Summary
This series is meant as an introduction to compute shaders. In the next chapter I will provide a small template to run compute shader with. If these topics are still difficult or unknown to you don’t worry. You will likely still be able to follow along with this chapter.
Compute shaders are a small program that we can run on our graphics card thanks to Graphics APIs. A compute shader is a program that can do anything we want it to do. This will likely not be the ‘optimal’ way to use them. Instead, this will be a starting ground to work off from with further research.
With compute shaders we are able to run many complex algorithms and simulations very efficiently. This is called parallel processing. With parallel processing, we can execute our rendering code at rapid speed.
C++ code shows how a single thread has to do a thousand things every frame. Now let’s take the same code and move it into a compute shader. It looks quite similar in many places but this code will likely be significantly faster. Why? Because right now a thousand threads on the GPU will help compute this code at once compared to a single. thread doing a thousand tasks.
Not all code fits parallel computing. Your data needs to be available on the GPU. Uploading or reading back GPU resources can sometimes be an elaborate process.

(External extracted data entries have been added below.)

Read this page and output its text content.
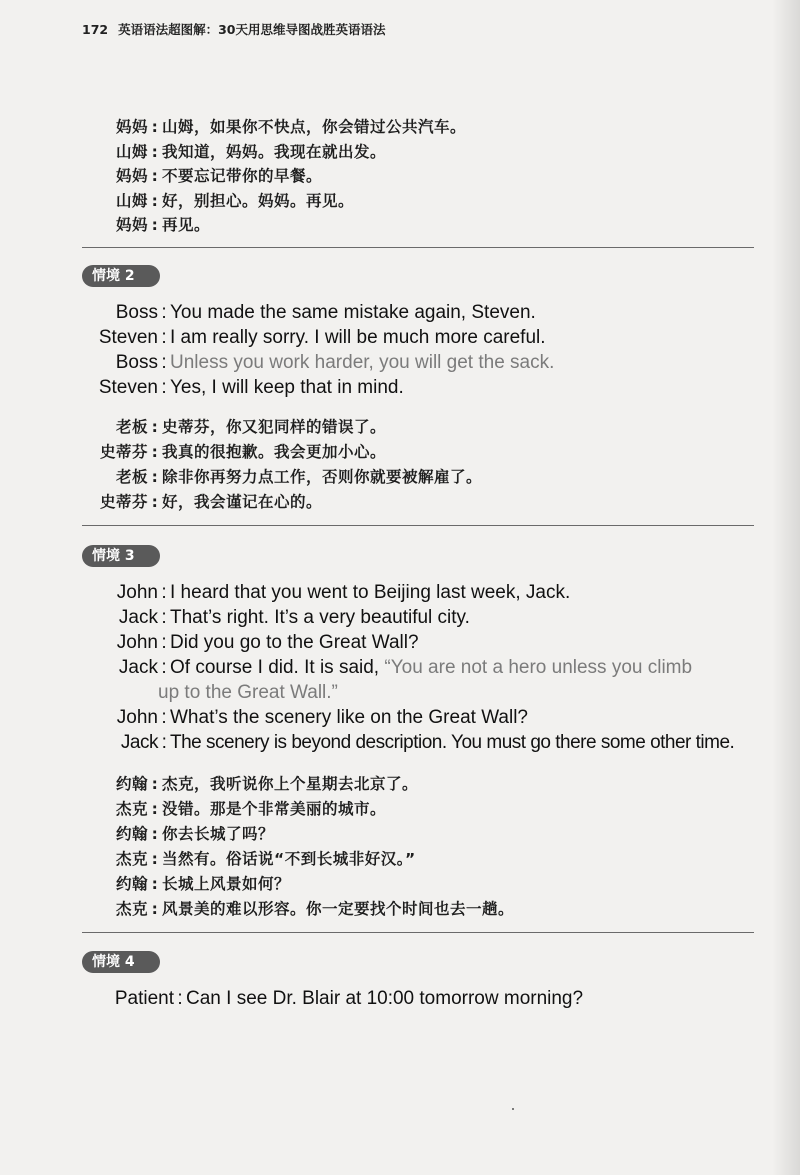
172 英语语法超图解：30天用思维导图战胜英语语法
妈妈 : 山姆，如果你不快点，你会错过公共汽车。
山姆 : 我知道，妈妈。我现在就出发。
妈妈 : 不要忘记带你的早餐。
山姆 : 好，别担心。妈妈。再见。
妈妈 : 再见。
情境 2
Boss : You made the same mistake again, Steven.
Steven : I am really sorry. I will be much more careful.
Boss : Unless you work harder, you will get the sack.
Steven : Yes, I will keep that in mind.
老板 : 史蒂芬，你又犯同样的错误了。
史蒂芬 : 我真的很抱歉。我会更加小心。
老板 : 除非你再努力点工作，否则你就要被解雇了。
史蒂芬 : 好，我会谨记在心的。
情境 3
John : I heard that you went to Beijing last week, Jack.
Jack : That’s right. It’s a very beautiful city.
John : Did you go to the Great Wall?
Jack : Of course I did. It is said, “You are not a hero unless you climb
up to the Great Wall.”
John : What’s the scenery like on the Great Wall?
Jack : The scenery is beyond description. You must go there some other time.
约翰 : 杰克，我听说你上个星期去北京了。
杰克 : 没错。那是个非常美丽的城市。
约翰 : 你去长城了吗？
杰克 : 当然有。俗话说“不到长城非好汉。”
约翰 : 长城上风景如何？
杰克 : 风景美的难以形容。你一定要找个时间也去一趟。
情境 4
Patient : Can I see Dr. Blair at 10:00 tomorrow morning?
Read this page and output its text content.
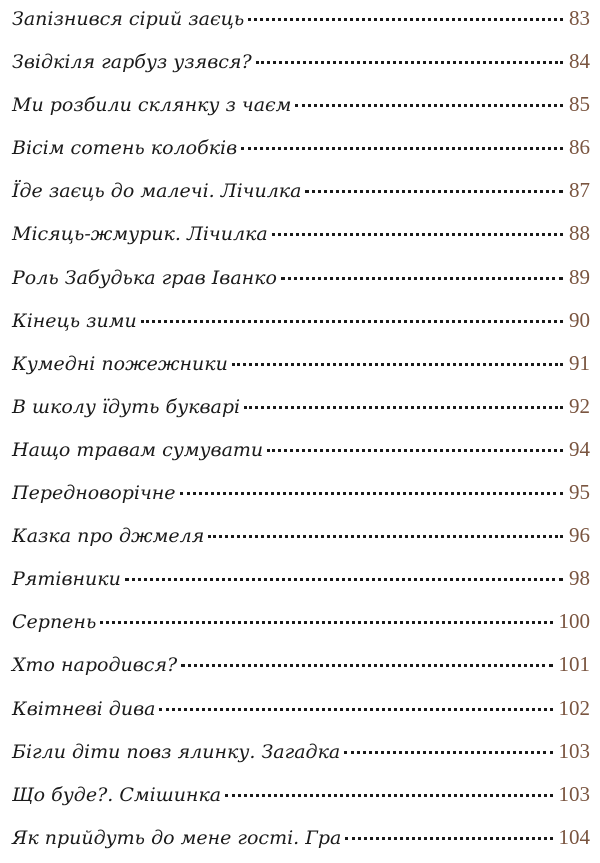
Запізнився сірий заєць	83
Звідкіля гарбуз узявся?	84
Ми розбили склянку з чаєм	85
Вісім сотень колобків	86
Їде заєць до малечі. Лічилка	87
Місяць-жмурик. Лічилка	88
Роль Забудька грав Іванко	89
Кінець зими	90
Кумедні пожежники	91
В школу їдуть букварі	92
Нащо травам сумувати	94
Передноворічне	95
Казка про джмеля	96
Рятівники	98
Серпень	100
Хто народився?	101
Квітневі дива	102
Бігли діти повз ялинку. Загадка	103
Що буде?. Смішинка	103
Як прийдуть до мене гості. Гра	104
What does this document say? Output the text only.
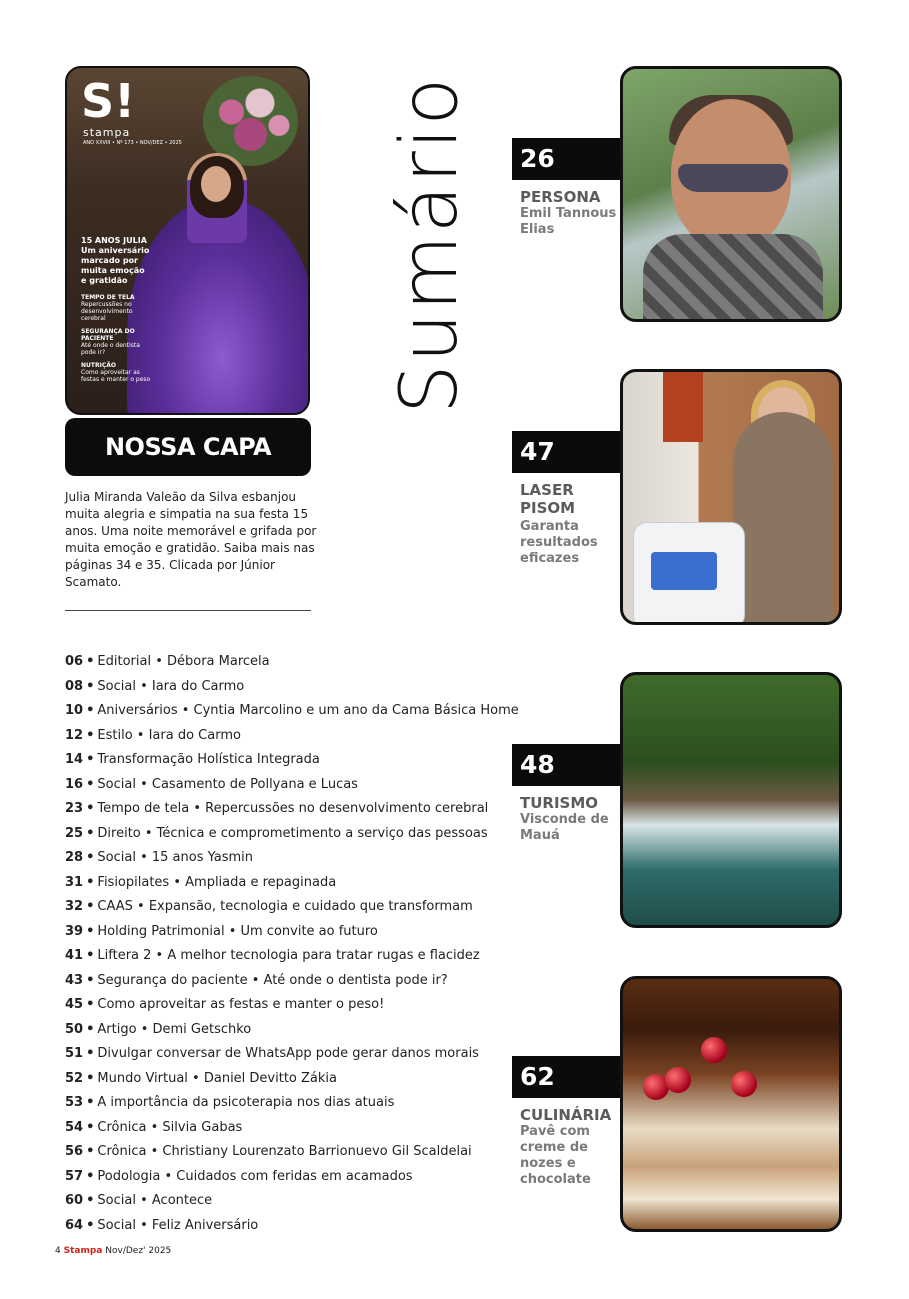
S!
stampa
ANO XXVIII • Nº 173 • NOV/DEZ • 2025
15 ANOS JULIA Um aniversário marcado por muita emoção e gratidão
TEMPO DE TELA
Repercussões no desenvolvimento cerebral
SEGURANÇA DO PACIENTE
Até onde o dentista pode ir?
NUTRIÇÃO
Como aproveitar as festas e manter o peso
NOSSA CAPA
Julia Miranda Valeão da Silva esbanjou muita alegria e simpatia na sua festa 15 anos. Uma noite memorável e grifada por muita emoção e gratidão. Saiba mais nas páginas 34 e 35. Clicada por Júnior Scamato.
Sumário
06 • Editorial • Débora Marcela
08 • Social • Iara do Carmo
10 • Aniversários • Cyntia Marcolino e um ano da Cama Básica Home
12 • Estilo • Iara do Carmo
14 • Transformação Holística Integrada
16 • Social • Casamento de Pollyana e Lucas
23 • Tempo de tela • Repercussões no desenvolvimento cerebral
25 • Direito • Técnica e comprometimento a serviço das pessoas
28 • Social • 15 anos Yasmin
31 • Fisiopilates • Ampliada e repaginada
32 • CAAS • Expansão, tecnologia e cuidado que transformam
39 • Holding Patrimonial • Um convite ao futuro
41 • Liftera 2 • A melhor tecnologia para tratar rugas e flacidez
43 • Segurança do paciente • Até onde o dentista pode ir?
45 • Como aproveitar as festas e manter o peso!
50 • Artigo • Demi Getschko
51 • Divulgar conversar de WhatsApp pode gerar danos morais
52 • Mundo Virtual • Daniel Devitto Zákia
53 • A importância da psicoterapia nos dias atuais
54 • Crônica • Silvia Gabas
56 • Crônica • Christiany Lourenzato Barrionuevo Gil Scaldelai
57 • Podologia • Cuidados com feridas em acamados
60 • Social • Acontece
64 • Social • Feliz Aniversário
26
PERSONA
Emil Tannous Elias
47
LASER PISOM
Garanta resultados eficazes
48
TURISMO
Visconde de Mauá
62
CULINÁRIA
Pavê com creme de nozes e chocolate
4 Stampa Nov/Dez' 2025
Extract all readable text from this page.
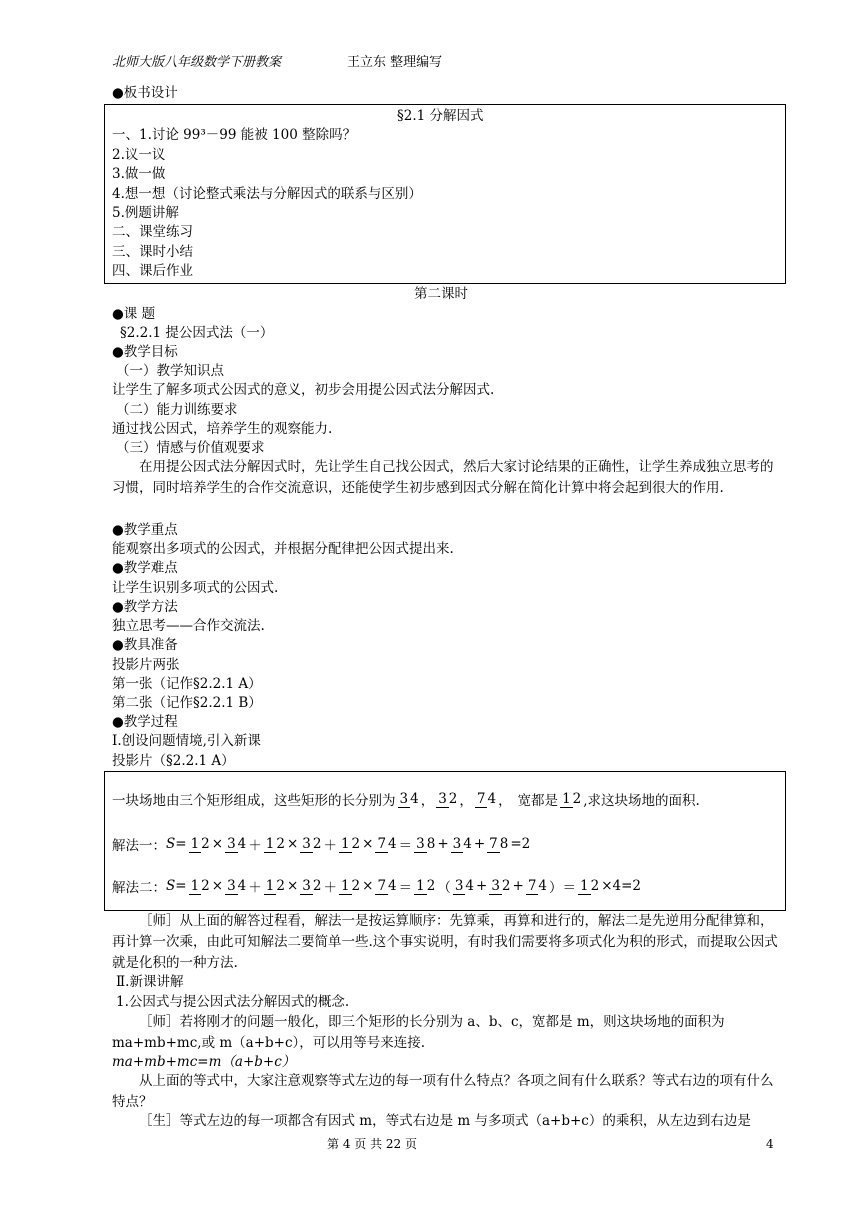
北师大版八年级数学下册教案	王立东 整理编写
●板书设计
§2.1 分解因式
一、1.讨论 99³－99 能被 100 整除吗？
2.议一议
3.做一做
4.想一想（讨论整式乘法与分解因式的联系与区别）
5.例题讲解
二、课堂练习
三、课时小结
四、课后作业
第二课时
●课 题
§2.2.1 提公因式法（一）
●教学目标
（一）教学知识点
让学生了解多项式公因式的意义，初步会用提公因式法分解因式.
（二）能力训练要求
通过找公因式，培养学生的观察能力.
（三）情感与价值观要求
在用提公因式法分解因式时，先让学生自己找公因式，然后大家讨论结果的正确性，让学生养成独立思考的习惯，同时培养学生的合作交流意识，还能使学生初步感到因式分解在简化计算中将会起到很大的作用.
●教学重点
能观察出多项式的公因式，并根据分配律把公因式提出来.
●教学难点
让学生识别多项式的公因式.
●教学方法
独立思考——合作交流法.
●教具准备
投影片两张
第一张（记作§2.2.1 A）
第二张（记作§2.2.1 B）
●教学过程
Ⅰ.创设问题情境,引入新课
投影片（§2.2.1 A）
一块场地由三个矩形组成，这些矩形的长分别为 3 4 ， 3 2 ， 7 4 ， 宽都是 1 2 ,求这块场地的面积.
解法一： S = 1 2 × 3 4 ＋ 1 2 × 3 2 ＋ 1 2 × 7 4 ＝ 3 8 + 3 4 + 7 8 =2
解法二： S = 1 2 × 3 4 ＋ 1 2 × 3 2 ＋ 1 2 × 7 4 ＝ 1 2 （ 3 4 + 3 2 + 7 4 ）＝ 1 2 ×4=2
［师］从上面的解答过程看，解法一是按运算顺序：先算乘，再算和进行的，解法二是先逆用分配律算和，再计算一次乘，由此可知解法二要简单一些.这个事实说明，有时我们需要将多项式化为积的形式，而提取公因式就是化积的一种方法.
Ⅱ.新课讲解
1.公因式与提公因式法分解因式的概念.
［师］若将刚才的问题一般化，即三个矩形的长分别为 a、b、c，宽都是 m，则这块场地的面积为 ma+mb+mc,或 m（a+b+c），可以用等号来连接.
ma+mb+mc=m（a+b+c）
从上面的等式中，大家注意观察等式左边的每一项有什么特点？各项之间有什么联系？等式右边的项有什么特点？
［生］等式左边的每一项都含有因式 m，等式右边是 m 与多项式（a+b+c）的乘积，从左边到右边是
第 4 页 共 22 页	4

Optimizing compute shaders can be tricky. Balancing your shaders for maximum thread occupancy can be quite a process to get done right. Determining the right amount of threads and thread groups can also be a thing to balance out.
Dispatch can be seen as a “list of work orders to go through” We tell our GPU that we want to execute our work order X Y Z amount of times. Depending on your GPU, the amount of in-flight work orders/threads can differ. The maximum amount of dispatches per dimension is 65.535^3.
The ‘Group’ in the name means ‘group’ and ‘id’. The ‘D’ stands for ‘determined’
The size of our thread group is just one. This way we can set every pixel in our texture to black. Of course, there are many other ways to do this.
This is most of the theory you need to know about compute shaders to fully begin implementing them. This applies to almost any Graphics API and most engines like Unity or Unreal. The setup per engine/API might be different, but the theory we discussed will mostly be the same.